Pongo un ejemplo que me es cercano. En las universidades de Colombia es obligatorio que en todas las carreras se incluya un curso de cultura política y constitucional, en el cual los estudiantes aprendan sobre la Constitución Política de 1991. ¿Es este un tema complejo? Por supuesto, pues involucra temáticas relacionadas con el derecho constitucional, la historia, la ciencia política y la economía. ¿Es posible enseñarlo de manera pedagógica, clara y útil a estudiantes de áreas ajenas a los asuntos constitucionales? Claro que sí, haciendo un esfuerzo concienzudo para explicar de manera sencilla subtemas como la historia de la Constitución, el funcionamiento básico del Estado colombiano, los derechos y sus mecanismos de protección, y los posibles impactos económicos de algunas sentencias de la Corte Constitucional. Para esto uno puede recurrir a estrategias como conectar debates constitucionales que pueden sonar algo abstractos, como los alcances y límites de la intervención estatal en la libertad individual, con asuntos polémicos que despierten la atención de los estudiantes, como la relación entre libertades individuales y consumo de drogas, por dar un ejemplo bastante popular entre quienes enseñan este tipo de cursos. Y esto aplica para otras áreas y disciplinas académicas.
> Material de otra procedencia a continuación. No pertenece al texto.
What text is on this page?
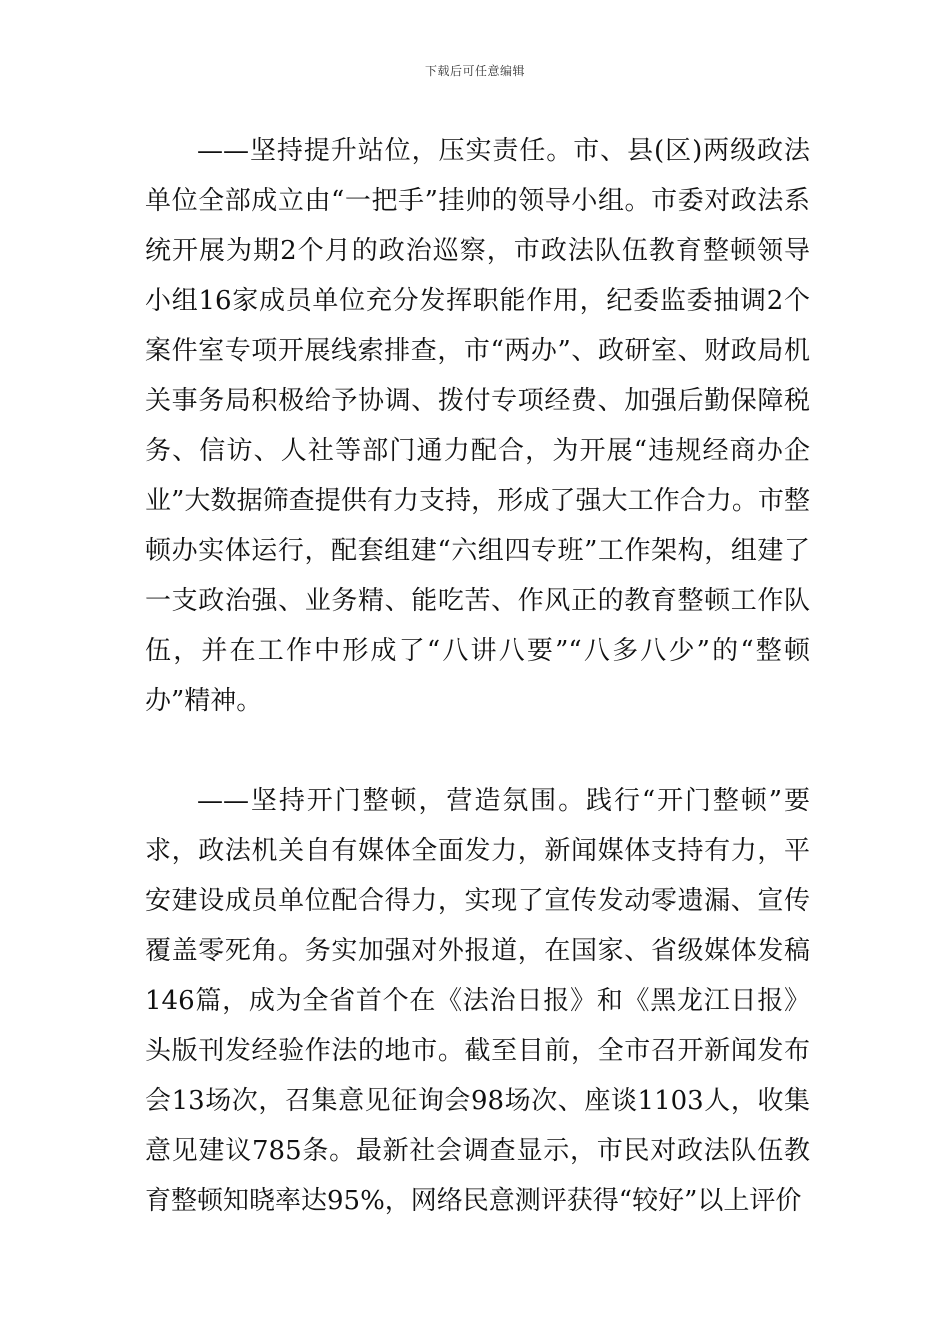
下载后可任意编辑

——坚持提升站位，压实责任。市、县(区)两级政法单位全部成立由“一把手”挂帅的领导小组。市委对政法系统开展为期2个月的政治巡察，市政法队伍教育整顿领导小组16家成员单位充分发挥职能作用，纪委监委抽调2个案件室专项开展线索排查，市“两办”、政研室、财政局机关事务局积极给予协调、拨付专项经费、加强后勤保障税务、信访、人社等部门通力配合，为开展“违规经商办企业”大数据筛查提供有力支持，形成了强大工作合力。市整顿办实体运行，配套组建“六组四专班”工作架构，组建了一支政治强、业务精、能吃苦、作风正的教育整顿工作队伍，并在工作中形成了“八讲八要”“八多八少”的“整顿办”精神。

——坚持开门整顿，营造氛围。践行“开门整顿”要求，政法机关自有媒体全面发力，新闻媒体支持有力，平安建设成员单位配合得力，实现了宣传发动零遗漏、宣传覆盖零死角。务实加强对外报道，在国家、省级媒体发稿146篇，成为全省首个在《法治日报》和《黑龙江日报》头版刊发经验作法的地市。截至目前，全市召开新闻发布会13场次，召集意见征询会98场次、座谈1103人，收集意见建议785条。最新社会调查显示，市民对政法队伍教育整顿知晓率达95%，网络民意测评获得“较好”以上评价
Soy consciente de que la buena docencia universitaria no es meramente una cuestión de voluntad. Existen incentivos institucionales que favorecen que los profesores prioricen la investigación por encima de la enseñanza, incluso entre quienes viven con pasión las horas que pasan en el aula de clase. Pero ese es otro debate, de tipo más estructural. Lo que aquí escribo lo hago pensando en quienes menosprecian a sus estudiantes por considerar que estos no están a su altura, como si fueran indignos de merecer su tiempo y dedicación. Me refiero a quienes, de entrada, asumen que quienes están al frente mirándoles no tienen nada valioso para aportar, como si se tratara de borregos no pensantes. Esos profesores narcisistas, que irrespetan a sus estudiantes con sus gestos y su mirada y que parecen más preocupados por posar de intelectuales sofisticados que por deliberar genuinamente con sus públicos y aprender de ellos, deberían mirarse al espejo para ver la caricatura en la que se han convertido. Tal vez así despierten de la falsa ilusión que ellos mismos han construido.